Paradoxes abound and come in many shapes and sizes. One of the greatest paradoxes comes from our understanding of light. Physicists have puzzled over the behavior and nature of light for centuries. If studied under one set of circumstances, light reveals itself as a wave of electromagnetic character. If studied under another set of circumstances it portrays itself as a particle: a photon. These two qualities of light are contradictory, yet are the source of life on this rock we call Earth.
Religious texts are notorious for such paradoxes. In one text we find that truth will be hidden from the wise and revealed to babies![3] Perhaps truth is more simple than complex. In some texts we discover that if we want to live, we must die. To be the greatest, we must become the least. To keep anything, we must give it away. To hold on in desperation is to lose what is sacred.

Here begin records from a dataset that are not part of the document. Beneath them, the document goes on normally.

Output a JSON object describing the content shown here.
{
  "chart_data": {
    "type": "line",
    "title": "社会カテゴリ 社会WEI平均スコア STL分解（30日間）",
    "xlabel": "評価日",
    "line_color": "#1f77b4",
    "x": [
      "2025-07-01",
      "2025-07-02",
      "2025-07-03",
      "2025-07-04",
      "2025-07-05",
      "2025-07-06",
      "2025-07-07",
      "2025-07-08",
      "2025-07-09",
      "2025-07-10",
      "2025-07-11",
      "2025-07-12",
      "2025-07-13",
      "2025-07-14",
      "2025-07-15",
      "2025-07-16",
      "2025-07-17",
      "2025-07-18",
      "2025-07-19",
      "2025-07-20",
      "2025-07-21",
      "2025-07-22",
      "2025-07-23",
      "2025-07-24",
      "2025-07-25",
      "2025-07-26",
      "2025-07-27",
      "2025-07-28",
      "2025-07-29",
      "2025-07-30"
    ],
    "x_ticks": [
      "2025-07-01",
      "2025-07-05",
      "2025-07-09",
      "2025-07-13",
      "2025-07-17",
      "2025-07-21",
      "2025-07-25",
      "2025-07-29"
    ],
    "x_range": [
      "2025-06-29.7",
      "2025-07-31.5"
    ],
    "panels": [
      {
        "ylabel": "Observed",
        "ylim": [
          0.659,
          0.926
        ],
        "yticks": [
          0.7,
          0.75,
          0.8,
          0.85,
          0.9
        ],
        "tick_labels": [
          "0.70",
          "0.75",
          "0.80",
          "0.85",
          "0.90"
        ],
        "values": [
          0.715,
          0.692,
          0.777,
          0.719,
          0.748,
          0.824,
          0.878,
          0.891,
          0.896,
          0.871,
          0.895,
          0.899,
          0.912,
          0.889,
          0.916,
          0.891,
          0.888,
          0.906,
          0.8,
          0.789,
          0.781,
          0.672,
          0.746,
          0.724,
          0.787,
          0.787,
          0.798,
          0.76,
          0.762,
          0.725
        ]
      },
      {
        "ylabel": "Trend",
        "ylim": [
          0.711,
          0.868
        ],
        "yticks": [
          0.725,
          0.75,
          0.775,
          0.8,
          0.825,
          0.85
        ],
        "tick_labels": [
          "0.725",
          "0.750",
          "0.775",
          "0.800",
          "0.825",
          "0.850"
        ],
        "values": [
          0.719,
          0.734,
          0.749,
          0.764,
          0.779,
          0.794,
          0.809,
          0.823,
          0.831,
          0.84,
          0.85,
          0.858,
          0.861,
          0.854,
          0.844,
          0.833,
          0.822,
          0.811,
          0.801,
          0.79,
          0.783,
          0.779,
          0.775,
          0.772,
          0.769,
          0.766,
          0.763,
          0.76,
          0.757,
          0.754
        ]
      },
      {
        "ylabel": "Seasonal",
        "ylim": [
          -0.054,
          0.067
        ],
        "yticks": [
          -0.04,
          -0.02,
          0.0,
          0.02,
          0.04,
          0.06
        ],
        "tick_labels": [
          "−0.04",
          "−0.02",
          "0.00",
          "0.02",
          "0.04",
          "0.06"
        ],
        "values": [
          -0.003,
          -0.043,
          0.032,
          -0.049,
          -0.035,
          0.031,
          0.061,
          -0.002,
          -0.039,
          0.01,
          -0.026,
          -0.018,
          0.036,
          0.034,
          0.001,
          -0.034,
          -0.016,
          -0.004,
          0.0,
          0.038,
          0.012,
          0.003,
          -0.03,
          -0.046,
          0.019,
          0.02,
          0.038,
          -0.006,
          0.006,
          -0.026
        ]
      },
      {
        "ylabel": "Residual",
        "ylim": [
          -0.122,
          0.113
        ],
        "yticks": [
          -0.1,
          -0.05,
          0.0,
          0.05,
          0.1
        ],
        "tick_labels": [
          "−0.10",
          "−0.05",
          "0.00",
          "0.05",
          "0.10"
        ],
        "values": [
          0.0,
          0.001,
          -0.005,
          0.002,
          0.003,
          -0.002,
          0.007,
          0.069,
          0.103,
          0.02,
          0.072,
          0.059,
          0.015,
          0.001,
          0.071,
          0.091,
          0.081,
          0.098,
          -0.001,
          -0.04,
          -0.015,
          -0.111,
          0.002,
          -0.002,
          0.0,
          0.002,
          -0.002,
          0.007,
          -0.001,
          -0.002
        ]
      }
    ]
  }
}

G.K. Chesterton raised one such paradox with respect to issues of faith and mysticism: “The whole secret of mysticism is this: that man can understand everything by the help of what he does not understand. The morbid logician seeks to make everything lucid, and succeeds in making everything mysterious. The mystic allows one thing to be mysterious, and everything else becomes lucid.”[4] What do you seek? Comfort? Consolation? Escape from tension? No discontinuities? Understanding the complex? Many wise people have discovered that in order to make sense of our existence we must dive in and swim wholeheartedly in the waters of paradox. If we run from paradoxes we will most certainly end up coming round to meet up with them again and again. (Figure 1)
Figure 1. Running To & From Truth
So, whether we are running to or from paradox, we encounter truth eventually. It may, however, make the journey a bit more enjoyable if we choose to embrace paradox with courage and a resolve to understand as much as we can.
– Sam Augsburger
[1] G.K. Chesterton, St. Thomas Aquinas / St. Francis of Assisi (San Francisco: Ignatius Press, 2002), 85.
[2] Douglas R. Hofstadter, Gödel, Escher, Bach: An Eternal Golden Braid (New York: Basic Books, 1979), 26.
[3] Luke 10:21-22.
[4] G.K. Chesterton, Orthodoxy (Colorado Springs: WaterBrook Press, 2001), 32.